Pretargeted cancer radioimmunotherapy and radioimaging using antibodies and antibody fragments

Abstract

Over the last few decades, antibodies have become the mainstay of cancer diagnosis and therapeutics. In traditional radioimmunotherapy (RIT), tumor targeting antibodies are directly conjugated with radioisotopes and depending on the radionuclides's properties, the direct labeled antibodies can be used for diagnostic or therapeutic purposes. However, one of the major challenges of using radiolabeled antibodies for therapy is their long serum half-lives. It generally takes 5-7 days for antibodies to achieve maximum tumor binding. This slow blood clearance results in high normal tissue irradiation and a poor therapeutic index. This is exemplified by the fact that to date, only two radiolabeled antibodies have been approved by the FDA for radioimmunotherapy of cancer. … Thomsen-Friedenreich (TF) is a disaccharide (Galactose [beta]1-3 N-acetylgalactosamine) antigen, which is present on about [about]90% of carcinomas.
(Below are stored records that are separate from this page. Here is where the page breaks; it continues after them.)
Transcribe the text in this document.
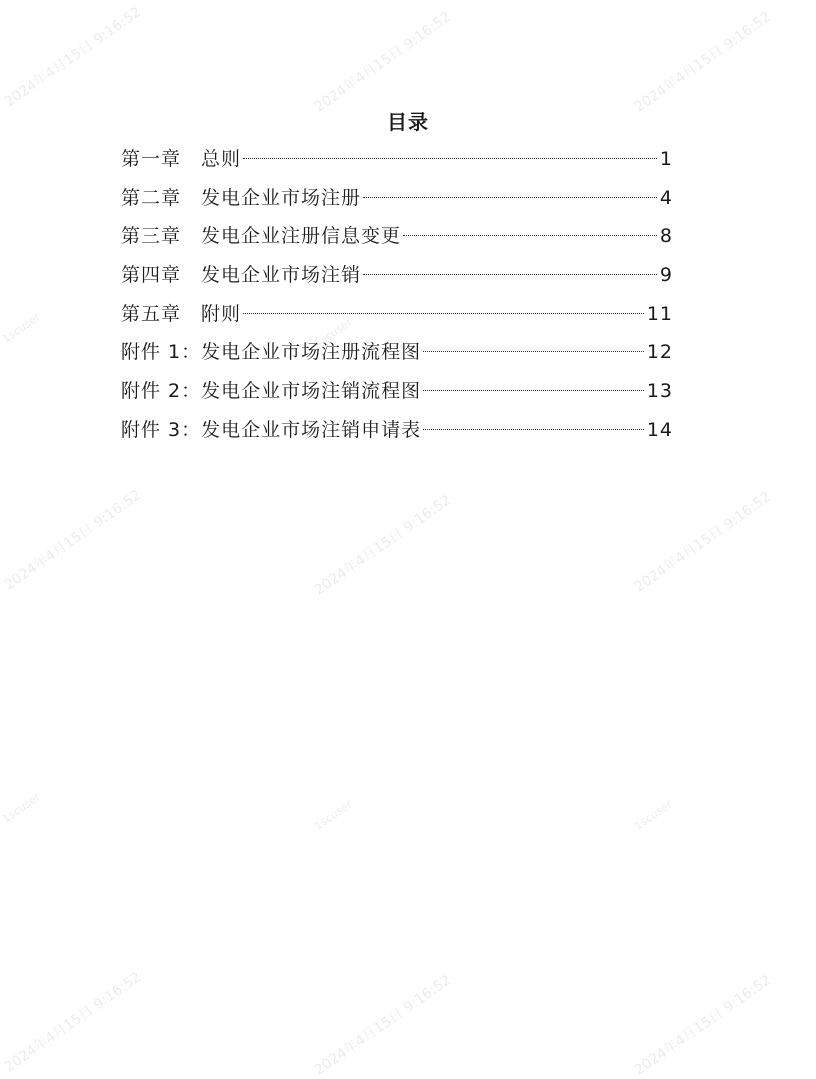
2024年4月15日 9:16:52	2024年4月15日 9:16:52	2024年4月15日 9:16:52
1scuser	1scuser
2024年4月15日 9:16:52	2024年4月15日 9:16:52	2024年4月15日 9:16:52
1scuser	1scuser	1scuser
2024年4月15日 9:16:52	2024年4月15日 9:16:52	2024年4月15日 9:16:52
目录
第一章　总则	1
第二章　发电企业市场注册	4
第三章　发电企业注册信息变更	8
第四章　发电企业市场注销	9
第五章　附则	11
附件 1：发电企业市场注册流程图	12
附件 2：发电企业市场注销流程图	13
附件 3：发电企业市场注销申请表	14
The TF expression on the tumor cell is correlated with poor prognosis and tumor propagation. TF antigen is also involved in cell to cell adhesion and metastasis, making it a very good target for cancer imaging and therapy. Using phage display technology, TF binding scFv fragments were selected from the McCafferty antibody library. The selected scFv clones were characterized in vitro for their TF specificity and cell binding properties by ELISA and flow-cytometry assay. The selected TF specific clone (9C-scFv) was radiolabeled with [99m]Tc by directly conjugating [99m]Tc to the C-terminal 6x His-tag. The [99m]Tc-labeled 9C-scFv was injected in mice bearing MDA-MB-231 human breast cancer xenografts. The SPECT/CT images, acquired 4 hours post injection, revealed a moderate tumor uptake of radiolabeled scFvs with significant accumulation in the liver and kidneys. The phage display derived single-chain scFv fragments against the TF antigen demonstrated potential for development as an imaging agent but requires more work to achieve favorable pharmacokinetics.